The team started gathering data on more species. In all, the researchers dated remains from 172 individuals from eight megafauna species from 10,000 to about 15,600 years ago. Included were extinct animals like saber-toothed cats (Smilodon fatalis), dire wolves (Aenocyon dirus) and ground sloths (Paramylodon harlani), and a single species that survived to today, the coyote (Canis latrans). Sure enough, about 13,000 years ago, the seven of the eight megafaunal species all vanished from the tar pit fossil record, the team found.
To understand what was going on in the environment long ago, the researchers turned to sediment cores from nearby Lake Elsinore. The cores serve as a record of regional vegetation, climate and fire frequency changes over tens of thousands of years. O’Keefe and his colleagues also compared the extinction timing with computer modeling of human population growth on the continent built from a database of many thousands of radiocarbon dates of archaeological sites across North America.
The sediment cores revealed that over the millennium preceding the extinction, the region warmed by 5.6 degrees Celsius and dried out. The area’s juniper and oak woodlands gave way to more drought and fire-tolerant plants. Shortly after this shift started, Southern California went through a 300-year-long period of intense fires, evidenced by a spike in charcoal in the lake records. The team’s modeling on human populations shows their numbers rapidly grew right before the burning started. That the population upswing so closely coincides with the fires suggests the two are linked.
What’s more, the changing climate and human activities not only precipitated the extinctions, the team found, but also converted the region’s woodlands into chaparral scrubland for good.
O’Keefe describes it as a feedback loop, noting that hunting herbivores also makes the ecosystem more fire prone as plants go uneaten. “You get this vicious cycle,” he says. “You add more people and it gets hotter and drier, and you’re killing more herbivores. So there’s more fuel [to burn].”
The seven megafauna species vanished from Southern California about 1,000 years before they did elsewhere in North America. Those other populations may have met a similar end, the researchers say. “There is evidence for a continent-wide event, not just in Southern California but across the continent right about at the same time,” O’Keefe says.
Sandra Brügger, a paleoecologist at the University of Basel in Switzerland who wasn’t involved in the research, notes that similarly rapid ecological transformations have been documented in the Mediterranean and a broader swathe of the U.S. West during the transition between the Pleistocene and the following Holocene Epoch.

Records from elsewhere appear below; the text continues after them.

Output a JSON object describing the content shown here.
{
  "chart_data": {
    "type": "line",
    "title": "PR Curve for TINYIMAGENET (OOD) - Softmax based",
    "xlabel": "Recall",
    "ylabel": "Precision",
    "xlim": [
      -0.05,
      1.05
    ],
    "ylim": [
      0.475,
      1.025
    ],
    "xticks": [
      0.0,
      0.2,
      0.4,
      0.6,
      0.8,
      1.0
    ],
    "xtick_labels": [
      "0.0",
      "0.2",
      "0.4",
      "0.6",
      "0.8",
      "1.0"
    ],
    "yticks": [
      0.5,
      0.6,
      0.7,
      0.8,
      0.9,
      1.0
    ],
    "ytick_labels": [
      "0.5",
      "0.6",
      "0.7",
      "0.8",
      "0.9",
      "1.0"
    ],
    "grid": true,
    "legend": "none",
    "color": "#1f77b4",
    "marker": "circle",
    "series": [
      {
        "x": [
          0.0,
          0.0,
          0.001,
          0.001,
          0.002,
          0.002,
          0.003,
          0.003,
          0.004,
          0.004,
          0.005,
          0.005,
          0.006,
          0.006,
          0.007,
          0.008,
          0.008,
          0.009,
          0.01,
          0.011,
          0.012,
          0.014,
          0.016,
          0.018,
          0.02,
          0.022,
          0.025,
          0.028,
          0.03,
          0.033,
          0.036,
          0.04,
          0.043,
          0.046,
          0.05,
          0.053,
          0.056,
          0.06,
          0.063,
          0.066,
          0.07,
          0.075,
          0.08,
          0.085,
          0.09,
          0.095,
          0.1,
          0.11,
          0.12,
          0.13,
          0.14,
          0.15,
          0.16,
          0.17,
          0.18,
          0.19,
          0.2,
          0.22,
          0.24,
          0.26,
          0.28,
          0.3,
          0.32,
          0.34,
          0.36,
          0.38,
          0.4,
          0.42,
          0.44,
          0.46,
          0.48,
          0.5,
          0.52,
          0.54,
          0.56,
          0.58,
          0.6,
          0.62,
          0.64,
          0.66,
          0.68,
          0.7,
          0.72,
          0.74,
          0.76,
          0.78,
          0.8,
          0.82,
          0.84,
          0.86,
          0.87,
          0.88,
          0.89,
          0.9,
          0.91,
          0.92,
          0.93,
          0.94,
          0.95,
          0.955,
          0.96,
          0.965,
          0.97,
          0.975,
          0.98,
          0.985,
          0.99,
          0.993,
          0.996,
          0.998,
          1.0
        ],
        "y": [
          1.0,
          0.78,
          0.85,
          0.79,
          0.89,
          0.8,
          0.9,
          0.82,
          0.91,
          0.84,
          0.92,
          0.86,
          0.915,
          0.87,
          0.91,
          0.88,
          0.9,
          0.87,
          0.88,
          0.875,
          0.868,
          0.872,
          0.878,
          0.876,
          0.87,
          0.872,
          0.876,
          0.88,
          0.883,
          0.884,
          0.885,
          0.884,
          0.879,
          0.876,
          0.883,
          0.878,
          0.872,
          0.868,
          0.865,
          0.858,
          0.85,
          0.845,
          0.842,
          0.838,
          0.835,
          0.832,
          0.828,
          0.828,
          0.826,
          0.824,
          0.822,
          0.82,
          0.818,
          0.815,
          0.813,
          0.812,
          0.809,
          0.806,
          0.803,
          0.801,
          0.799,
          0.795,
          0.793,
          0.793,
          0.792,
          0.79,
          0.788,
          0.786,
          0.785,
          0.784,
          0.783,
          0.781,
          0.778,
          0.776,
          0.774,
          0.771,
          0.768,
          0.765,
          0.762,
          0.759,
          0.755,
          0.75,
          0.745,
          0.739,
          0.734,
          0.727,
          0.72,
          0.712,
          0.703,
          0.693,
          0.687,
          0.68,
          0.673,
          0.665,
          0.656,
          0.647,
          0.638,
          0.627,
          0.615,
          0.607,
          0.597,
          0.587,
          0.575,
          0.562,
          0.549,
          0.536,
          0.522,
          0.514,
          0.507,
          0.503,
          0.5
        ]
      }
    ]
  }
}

The new findings not only provide a glimpse into the past but are also a “cautionary tale” relevant to the present and to the survival of modern biodiversity, says O’Keefe, pointing to recent large, intense fires in Hawaii, the U.S. West and Canada (SN: 6/9/23). “So the parallels are certainly there. The one thing that’s different about today is that we know what happened before, and if we can learn something from that, maybe we can change our trajectory.”